Now if you'll excuse me, I'm going to go try to protect my child's access to a public system from corporate vultures on the right and slackers on the left.

Tamara Shepherd's picture

*

Copied-and-pasted from today's e-mail newsletter from Standing Together for Strong Community Schools:

A press conference was held at 3 PM CST , Monday February 18th on steps of War Memorial Plaza in Nashville. Speakers included Metro Nashville Council and School Board Members, as well as members of the Nashville delegation of the TN General Assembly. They spoke out against the State Charter Authorizer bill that is going to be voted on Tuesday (2/19) during a House Education Committee hearing.

This legislation would take the decision to open a charter school away from locally elected school boards in Nashville and Memphis only. A state level charter authorizer would increase the reach of state government into local affairs and create additional bureaucracy. Decisions about opening new schools should be left to local officials, elected by local citizens, who understand the needs of our unique communities. The reach of any state level charter authorizer would also surely expand into more and more counties once this door is opened.

We need your support Tuesday (2/19).

If you can join us we will be gathering in room Room 16 of Legislative Plaza in Nashville at noon. We will have ST4SCS representatives speaking. Use the entrance across from TPAC auditorium under War Memorial Plaza.

If you cannot attend tomorrow (Tuesday 2/19), please contact your elected officials and let them know you are against Charter School Authorizer Bill (HB0702) and keep calling Beth Harwell at 615-741-0709.

To sign a petition that auto emails the House education committee to express your view against the Charter School Authorizer Bill (HB0702) click Stop the State Charter Authorizer.

We want to support Representative John Forgety's bill (HB0446) to amend the current role of the State Board of Education. It is a good bill.

Need to better understand why you should be against this bad legislation? Here is some helpful reading:

Legislature's Charter Authorizer Steamroller Revving Its Engine by Schooling Memphis

State charter authorizer bill singles out Nashville, Memphis by the Tennessean

State School Charter Authorizer Bill Filed by TN Ed Report/John Haubenreich

Remember Michelle Rhee's StudentsFirst gave $165,000 to the TN General Assembly's education committees in campaign cash last election cycle. These same beneficiaries are backing the Charter Authorizer bill and vouchers.

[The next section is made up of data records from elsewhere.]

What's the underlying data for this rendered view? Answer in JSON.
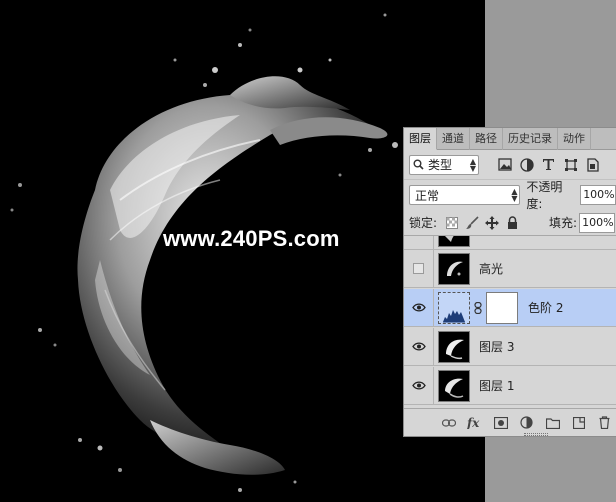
{
  "watermark": "www.240PS.com",
  "panel": {
    "tabs": [
      {
        "label": "图层",
        "active": true
      },
      {
        "label": "通道",
        "active": false
      },
      {
        "label": "路径",
        "active": false
      },
      {
        "label": "历史记录",
        "active": false
      },
      {
        "label": "动作",
        "active": false
      }
    ],
    "filter_kind": "类型",
    "blend_mode": "正常",
    "opacity_label": "不透明度:",
    "opacity_value": "100%",
    "lock_label": "锁定:",
    "fill_label": "填充:",
    "fill_value": "100%",
    "layers": [
      {
        "name": "",
        "visible": true,
        "selected": false,
        "type": "pixel"
      },
      {
        "name": "高光",
        "visible": false,
        "selected": false,
        "type": "pixel"
      },
      {
        "name": "色阶 2",
        "visible": true,
        "selected": true,
        "type": "adjustment"
      },
      {
        "name": "图层 3",
        "visible": true,
        "selected": false,
        "type": "pixel"
      },
      {
        "name": "图层 1",
        "visible": true,
        "selected": false,
        "type": "pixel"
      }
    ]
  },
  "colors": {
    "canvas": "#000000",
    "pasteboard": "#9a9a9a",
    "panel_bg": "#d6d6d6",
    "selection": "#b8cef5"
  }
}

This bill is all about Great Hearts. Another "punishment" from the State of TN for Nashville and Memphis. Here is The Nashville Scene's Q & A with House Speaker Beth Harwell about her charter school bill. Did you know that MNPS approves on average 36% of all charter applications? Which is higher than the national average. So we are now changing state laws because of one school in Nashville?

Thank you everyone for bringing the real voice of public school families to the State of TN General Assembly.

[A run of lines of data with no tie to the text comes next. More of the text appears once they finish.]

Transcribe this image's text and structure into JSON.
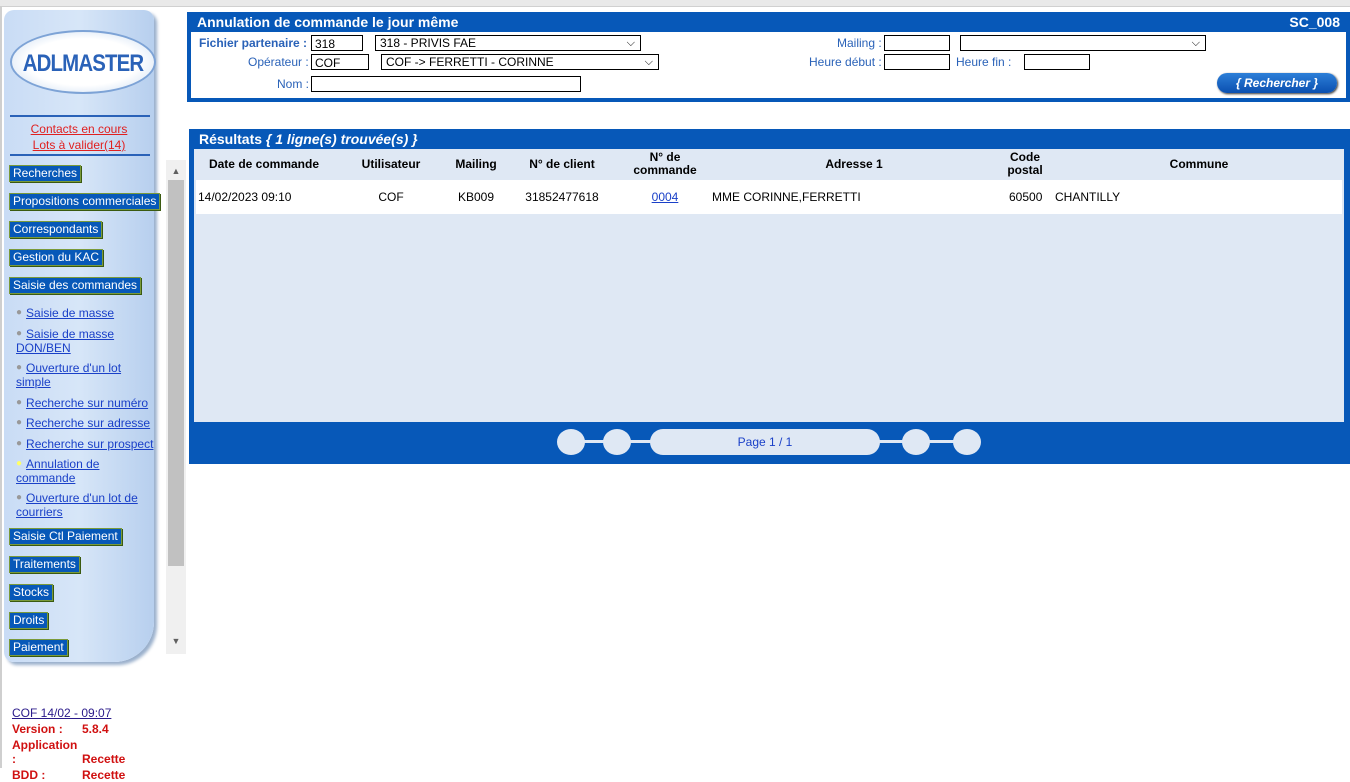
{
  "sidebar": {
    "logo": "ADLMASTER",
    "contacts_link": "Contacts en cours",
    "lots_link": "Lots à valider(14)",
    "menu": [
      "Recherches",
      "Propositions commerciales",
      "Correspondants",
      "Gestion du KAC",
      "Saisie des commandes"
    ],
    "submenu": [
      [
        "Saisie de masse"
      ],
      [
        "Saisie de masse",
        "DON/BEN"
      ],
      [
        "Ouverture d'un lot",
        "simple"
      ],
      [
        "Recherche sur numéro"
      ],
      [
        "Recherche sur adresse"
      ],
      [
        "Recherche sur prospect"
      ],
      [
        "Annulation de",
        "commande"
      ],
      [
        "Ouverture d'un lot de",
        "courriers"
      ]
    ],
    "menu2": [
      "Saisie Ctl Paiement",
      "Traitements",
      "Stocks",
      "Droits",
      "Paiement"
    ]
  },
  "footer": {
    "session": "COF 14/02 - 09:07",
    "version_label": "Version :",
    "version_value": "5.8.4",
    "application_label": "Application :",
    "application_value": "Recette",
    "bdd_label": "BDD :",
    "bdd_value": "Recette"
  },
  "search": {
    "title": "Annulation de commande le jour même",
    "code": "SC_008",
    "partner_label": "Fichier partenaire :",
    "partner_code": "318",
    "partner_select": "318 - PRIVIS FAE",
    "operator_label": "Opérateur :",
    "operator_code": "COF",
    "operator_select": "COF -> FERRETTI - CORINNE",
    "name_label": "Nom :",
    "name_value": "",
    "mailing_label": "Mailing :",
    "mailing_value": "",
    "mailing_select": "",
    "start_label": "Heure début :",
    "start_value": "",
    "end_label": "Heure fin :",
    "end_value": "",
    "button": "{ Rechercher }"
  },
  "results": {
    "title": "Résultats",
    "count": "{ 1 ligne(s) trouvée(s) }",
    "columns": {
      "date": "Date de commande",
      "user": "Utilisateur",
      "mailing": "Mailing",
      "client": "N° de client",
      "order_1": "N° de",
      "order_2": "commande",
      "address": "Adresse 1",
      "postal_1": "Code",
      "postal_2": "postal",
      "city": "Commune"
    },
    "rows": [
      {
        "date": "14/02/2023 09:10",
        "user": "COF",
        "mailing": "KB009",
        "client": "31852477618",
        "order": "0004",
        "address": "MME CORINNE,FERRETTI",
        "postal": "60500",
        "city": "CHANTILLY"
      }
    ],
    "page": "Page 1 / 1"
  },
  "colors": {
    "primary_blue": "#0758b8",
    "panel_light": "#dfe8f4",
    "link_red": "#e02020"
  }
}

(EDIT: Sorry for failing to make all those links live, but don't have time right now. Especialy curious to read up on this Fogerty proposal the group supports and will share later.)

R. Neal's picture

The committee meeting is

The committee meeting is underway now. Go here and click "view event" to watch live. This item is #2 on the agenda and there are a couple of presentations before they get to the agenda.

R. Neal's picture

Bill rolled to next available

Bill rolled to next available calendar.

Tamara Shepherd's picture

*

Thanks, Randy.

The legislature's site now says the House bill is deferred until 4/2.

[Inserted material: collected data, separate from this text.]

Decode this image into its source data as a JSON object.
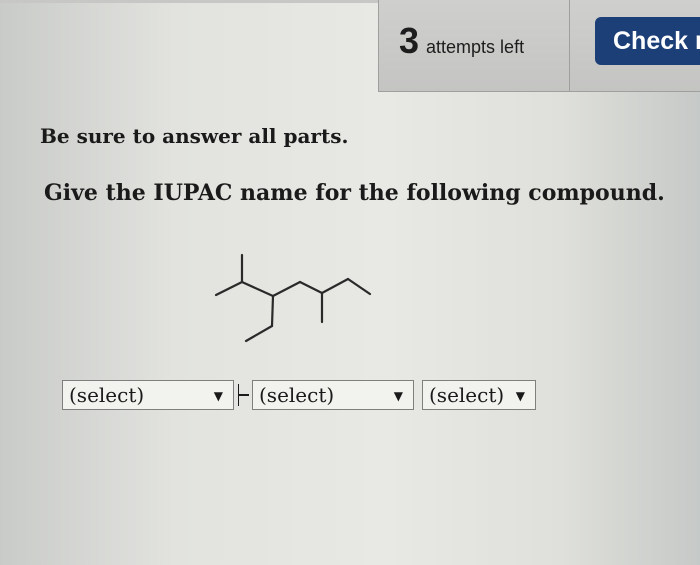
{
  "header": {
    "attempts_count": "3",
    "attempts_label": "attempts left",
    "check_label": "Check r"
  },
  "question": {
    "instruction": "Be sure to answer all parts.",
    "prompt": "Give the IUPAC name for the following compound."
  },
  "answer": {
    "selects": [
      {
        "value": "(select)"
      },
      {
        "value": "(select)"
      },
      {
        "value": "(select)"
      }
    ],
    "arrow_glyph": "▼"
  },
  "colors": {
    "check_button": "#1d3f78",
    "header_panel": "#c9cac7"
  },
  "icons": {
    "arrow": "chevron-down-icon"
  }
}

Meanwhile, coverage of today's committee meeting now up at Nashville Scene says:

Democrats—who don’t know much of anything because they are kept in the dark about everything that matters here—say they’re hearing there’s a possible compromise in the works. In this speculation, the state Board of Education would gain the authority to OK a charter school only after a school board denied the application a couple of times, and this process would apply statewide, not only in Nashville and Memphis as under Harwell’s bill now.